Ну что этой армаде какая-то одинокая огневая точка? Ну случилось — споткнулись. Конечно, если бы дело пошло на принцип и поступил бы такой приказ — неужто не сковырнули бы этот дот? Да запросто! Силы-то несоизмеримы. Но уже понятно — следует признать — что с ходу это не получилось, да и не могло получиться за приемлемую цену; тут нужны пусть небольшие, но специальные силы и средства. Мы не отступаем — мы уступаем специалистам эту поляну. Пусть станцуют. Ведь для них это технический вопрос.
Тимофей еще раз взглянул на снарядные гильзы. Много. Пожалуй — все осколочные извели…
— Разбазариваете боезапас…
— Так ведь обидно, Тима…
Нельзя было стрелять им вслед, понял Тимофей. Если бы я был здесь — я бы не позволил. И тогда для немцев это было бы… пусть не бегство — но бесспорно отступление. И наша победа. Однако и ребят можно понять: такой успех! Да и я — чего уж там! себе-то чего врать — и я бы, пожалуй, не удержался. После такого напряга… Понятно — стрельнули вслед. Для разрядки. Может — и не зря стрельнули, может — даже очень не зря, а немцы даже не отмахнулись, даже не пальнули в ответ. Хотя могли бы поставить одну батарею — и ослепить дот. Не стали заводиться. Дух, принцип для них важнее. Для их генерала. Подтвердил приказ: не задерживаться ни на минуту; уже и так вон сколько времени потеряли… Подобрали раненых и убитых, — и вперед, дальше, чтобы еще дотемна снова выйти на шоссе. Но ведь и ребята пальнули не зря — иначе не стали бы продолжать. Они пальнули еще. Потом еще и еще. Потом заметили, что немцы не реагируют. Их взяло за живое. А когда спохватились, когда поняли, что победу увели у них из-под носа — было уже поздно: немцы уже доказали свое духовное превосходство, свою необоримую силу. Доказали: конечно, им можно нанести урон, но остановить их не сможет никто.
Отобрали победу… Не действием, а силой духа.
Они просто отмахнулись от нас…
Ну уж нет. В драке победитель тот, чей удар — последний.
Тимофей повернулся к товарищам.
— Знамя… Нужно знамя.
Красноармейцы растерянно переглянулись. Вдруг Медведев сообразил:
— Сейчас будет.
Бросился в кубрик, сдернул со столика красную сатиновую скатерку, в каптерке прихватил три прута арматуры, и с этим добром поднялся в каземат.
— Помогите сплести флагшток.
Знамя он пошел устанавливать вместе с Ромкой.
На куполе было хорошо. Просторно. Сколько раз Саня сиживал здесь во все времена года и всякое время суток! И о чем только здесь не перемечтал! Конечно, в летние звездные ночи здесь было особенно хорошо. Лучше всего.

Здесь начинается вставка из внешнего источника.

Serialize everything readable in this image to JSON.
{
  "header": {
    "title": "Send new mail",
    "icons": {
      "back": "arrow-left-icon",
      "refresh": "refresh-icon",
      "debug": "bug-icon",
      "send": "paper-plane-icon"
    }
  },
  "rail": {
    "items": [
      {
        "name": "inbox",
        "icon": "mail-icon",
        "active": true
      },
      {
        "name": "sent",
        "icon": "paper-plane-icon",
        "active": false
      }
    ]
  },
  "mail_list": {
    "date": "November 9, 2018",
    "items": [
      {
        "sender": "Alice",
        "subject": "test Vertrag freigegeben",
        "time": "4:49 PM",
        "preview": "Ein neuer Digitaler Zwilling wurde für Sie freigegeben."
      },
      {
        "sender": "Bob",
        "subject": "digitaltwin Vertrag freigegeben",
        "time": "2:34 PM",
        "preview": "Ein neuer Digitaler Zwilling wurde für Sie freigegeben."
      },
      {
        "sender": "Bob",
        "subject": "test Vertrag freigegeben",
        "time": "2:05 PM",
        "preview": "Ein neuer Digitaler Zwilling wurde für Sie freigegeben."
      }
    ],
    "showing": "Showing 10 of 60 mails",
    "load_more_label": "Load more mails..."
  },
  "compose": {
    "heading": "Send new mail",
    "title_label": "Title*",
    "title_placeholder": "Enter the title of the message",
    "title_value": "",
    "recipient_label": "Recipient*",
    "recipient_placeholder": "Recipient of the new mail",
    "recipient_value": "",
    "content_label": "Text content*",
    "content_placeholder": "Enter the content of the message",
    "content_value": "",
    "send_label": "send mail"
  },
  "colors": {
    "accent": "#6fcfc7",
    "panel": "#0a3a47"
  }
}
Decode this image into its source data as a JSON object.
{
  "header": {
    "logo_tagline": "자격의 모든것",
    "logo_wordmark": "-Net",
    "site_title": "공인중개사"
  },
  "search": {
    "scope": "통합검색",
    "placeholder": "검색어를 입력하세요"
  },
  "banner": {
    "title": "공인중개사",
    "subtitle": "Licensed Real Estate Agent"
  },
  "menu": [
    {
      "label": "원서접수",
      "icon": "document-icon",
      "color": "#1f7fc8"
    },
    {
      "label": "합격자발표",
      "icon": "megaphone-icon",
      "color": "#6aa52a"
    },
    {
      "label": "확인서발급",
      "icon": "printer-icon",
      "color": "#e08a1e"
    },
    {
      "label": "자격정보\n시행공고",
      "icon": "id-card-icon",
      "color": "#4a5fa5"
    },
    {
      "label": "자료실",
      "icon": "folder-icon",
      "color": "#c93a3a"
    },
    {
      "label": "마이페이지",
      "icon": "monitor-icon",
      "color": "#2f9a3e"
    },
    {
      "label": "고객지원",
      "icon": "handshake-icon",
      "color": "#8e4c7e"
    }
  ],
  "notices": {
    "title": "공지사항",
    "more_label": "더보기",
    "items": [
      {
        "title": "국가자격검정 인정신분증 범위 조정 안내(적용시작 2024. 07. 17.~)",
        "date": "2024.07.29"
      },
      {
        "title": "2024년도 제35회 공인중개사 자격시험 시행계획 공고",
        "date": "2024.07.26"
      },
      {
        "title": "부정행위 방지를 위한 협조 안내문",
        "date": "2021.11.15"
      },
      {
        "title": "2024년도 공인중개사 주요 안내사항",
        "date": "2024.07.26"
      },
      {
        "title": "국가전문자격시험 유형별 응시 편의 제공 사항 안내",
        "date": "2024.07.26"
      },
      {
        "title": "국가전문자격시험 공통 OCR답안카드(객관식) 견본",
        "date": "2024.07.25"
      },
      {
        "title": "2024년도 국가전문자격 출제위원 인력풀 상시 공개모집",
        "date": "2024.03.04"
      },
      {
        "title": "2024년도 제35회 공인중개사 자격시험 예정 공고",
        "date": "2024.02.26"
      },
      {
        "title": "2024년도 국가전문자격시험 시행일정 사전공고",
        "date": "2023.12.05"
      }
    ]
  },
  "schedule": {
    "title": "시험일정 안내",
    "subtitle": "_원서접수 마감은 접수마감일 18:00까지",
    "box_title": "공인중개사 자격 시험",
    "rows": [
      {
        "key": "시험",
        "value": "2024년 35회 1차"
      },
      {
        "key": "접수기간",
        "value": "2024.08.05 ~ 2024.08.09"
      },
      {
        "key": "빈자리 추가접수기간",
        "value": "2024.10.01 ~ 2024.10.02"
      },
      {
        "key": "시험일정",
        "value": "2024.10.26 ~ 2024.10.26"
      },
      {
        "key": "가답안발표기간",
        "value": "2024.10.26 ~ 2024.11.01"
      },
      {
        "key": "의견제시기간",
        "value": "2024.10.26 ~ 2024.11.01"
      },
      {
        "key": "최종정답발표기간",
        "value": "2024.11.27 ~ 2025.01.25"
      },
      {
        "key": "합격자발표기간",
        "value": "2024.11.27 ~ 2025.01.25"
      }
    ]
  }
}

Сейчас купол нельзя было узнать. Тяжелые минометы изрыли железобетон, в двух-трех местах образовались глубокие трещины, возможно — до стального купола. Там, где прежде было отверстие для перископа, чернело обгорелое железо.
Флагшток вставили в узкую щель, для крепости засыпали осколками бетона. Даже притоптали. Ветра не было. Как всегда под вечер он улетел куда-то прочь; теперь возвратится разве что под утро.
Ромка приценился к расстоянию до немцев. Возбуждение стекло с его лица, уступив место обиде.
— Не увидят ни фига… Поздно мы это сообразили.
Саня поискал слова, которыми смог бы его утешить, но не нашел. Не только слов, но даже отзвука в своей душе. В груди все еще было пусто. Вот как выгорело в те несколько секунд боя… да нет, какие секунды — ведь столько всего успело произойти… Ему тоже было обидно, но обидно не сердцем, а головой. Как говорится — за компанию. А сопереживания не было. Нечем было сопереживать.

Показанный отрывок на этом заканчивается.